Financial Times Türkiye muhabiri Laura Pitel’in kaleme aldığı haberde, son bir yılda Türkiye’den 13 milyar dolarlık kısa vadeli yabancı sermaye çıkışı yaşandığı hatırlatılarak şöyle denildi:“Yabancı sermaye çıkışı yaşayan ülke bu yıl gayriresmi kur çıpasını sürdürebilmek için on milyarlarca dolarlık döviz rezervi yaktı. Bu, son 20 yılda izlenen dalgalı kurdan ayrılık anlamına geliyordu. Ama bu çabaların boşuna olduğu, TL’nin dolar karşısında rekor seviyeye düşmesiyle ortaya çıktı.”
"Dengesiz değer kaybı riski"
FT’ye bilgi veren Uluslararası Finans Enstitüsü Başekonomisti Robin Brooks, Türkiye’de cari açığın hızla artarken TL’yi korumak için milyarlarca doların harcandığını ve ekonomiyi ayağa kaldırmak için ucuz kredi pompalandığını belirterek, aynı taktiklerin iki yıl önce yaşanan kur krizinde liranın yüzde 30 değer yitirmesine, enflasyonun yükselmesine ve durgunluğa neden olduğunu hatırlattı. Brooks, Türkiye’nin bir kez daha “dengesiz değer kaybı” riskiyle karşı karşıya olduğunu savundu. Brooks, “Kredi büyümesi azaltılmazsa risklerin arttığını düşünüyorum” dedi.
Financial Times ise Erdoğan’ın iktidarda olduğu 18 yıl boyunca şanslı olduğunu belirterek, dünya ekonomisinin Covid-19 salgınını çabuk atlatmasının Türkiye’nin turizm ve ihracat gelirlerinde hızlı bir artışa yol açacağını, bunun da döviz rezervlerini, kritik seviyeye inmeden toparlayabileceğini belirtti.

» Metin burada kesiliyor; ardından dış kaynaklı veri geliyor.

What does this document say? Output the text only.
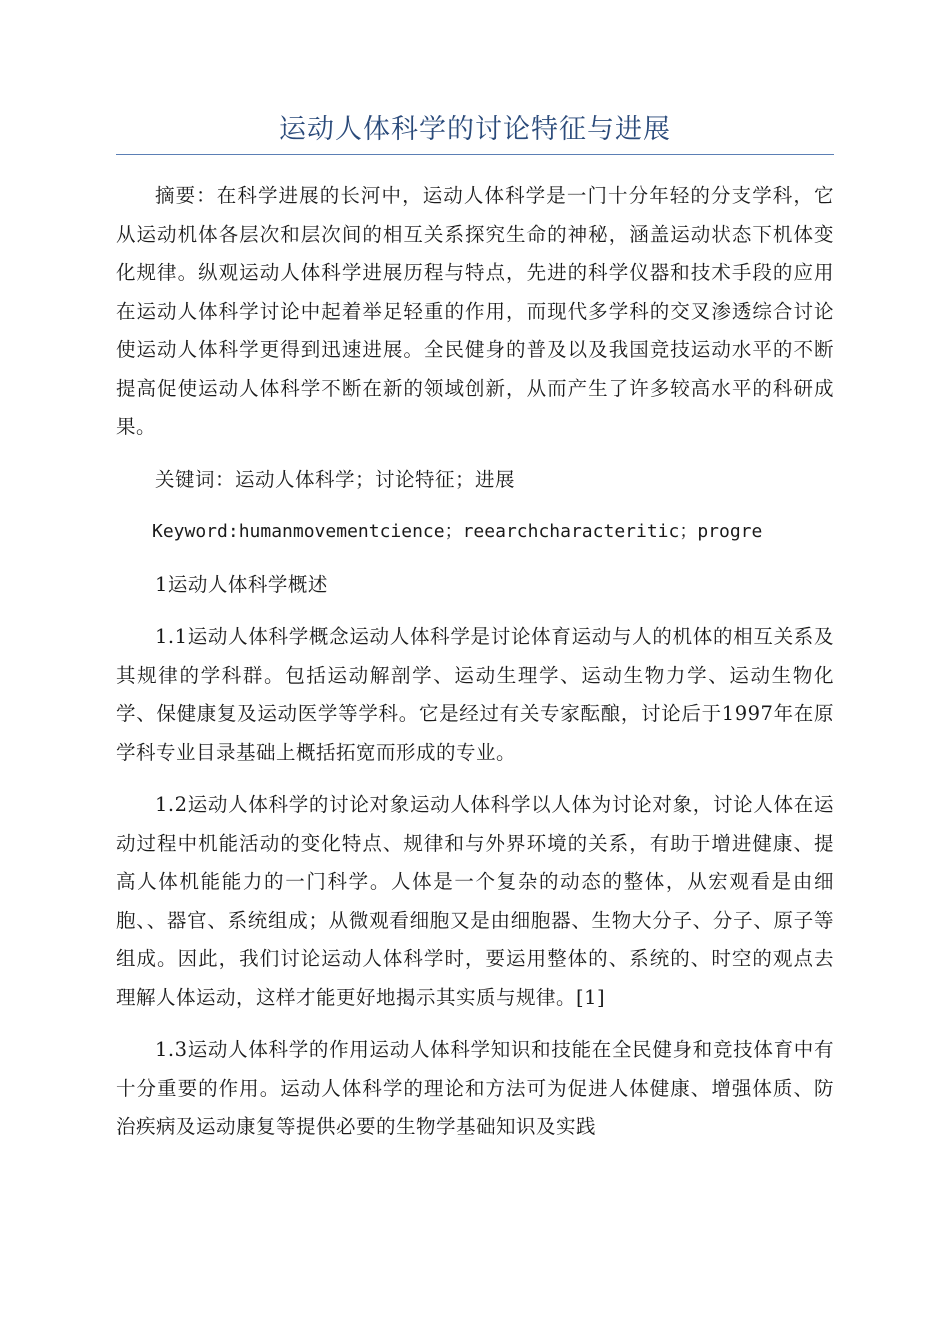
运动人体科学的讨论特征与进展

摘要：在科学进展的长河中，运动人体科学是一门十分年轻的分支学科，它从运动机体各层次和层次间的相互关系探究生命的神秘，涵盖运动状态下机体变化规律。纵观运动人体科学进展历程与特点，先进的科学仪器和技术手段的应用在运动人体科学讨论中起着举足轻重的作用，而现代多学科的交叉渗透综合讨论使运动人体科学更得到迅速进展。全民健身的普及以及我国竞技运动水平的不断提高促使运动人体科学不断在新的领域创新，从而产生了许多较高水平的科研成果。

关键词：运动人体科学；讨论特征；进展

Keyword:humanmovementcience；reearchcharacteritic；progre

1运动人体科学概述

1.1运动人体科学概念运动人体科学是讨论体育运动与人的机体的相互关系及其规律的学科群。包括运动解剖学、运动生理学、运动生物力学、运动生物化学、保健康复及运动医学等学科。它是经过有关专家酝酿，讨论后于1997年在原学科专业目录基础上概括拓宽而形成的专业。

1.2运动人体科学的讨论对象运动人体科学以人体为讨论对象，讨论人体在运动过程中机能活动的变化特点、规律和与外界环境的关系，有助于增进健康、提高人体机能能力的一门科学。人体是一个复杂的动态的整体，从宏观看是由细胞、、器官、系统组成；从微观看细胞又是由细胞器、生物大分子、分子、原子等组成。因此，我们讨论运动人体科学时，要运用整体的、系统的、时空的观点去理解人体运动，这样才能更好地揭示其实质与规律。[1]

1.3运动人体科学的作用运动人体科学知识和技能在全民健身和竞技体育中有十分重要的作用。运动人体科学的理论和方法可为促进人体健康、增强体质、防治疾病及运动康复等提供必要的生物学基础知识及实践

Amerikan düşünce kuruluşu Dış İlişkiler Konseyi’nin uzmanlarından Brad Setser ise Erdoğan ile Berat Albayrak’ın şanslarını fazla zorladığını savunarak, Türkiye’nin finansal bir krize yaklaştığını, bir noktada ekonomi yönetiminin TL’nin değer yitirmesine izin vermek zorunda kalabileceğini öne sürdü.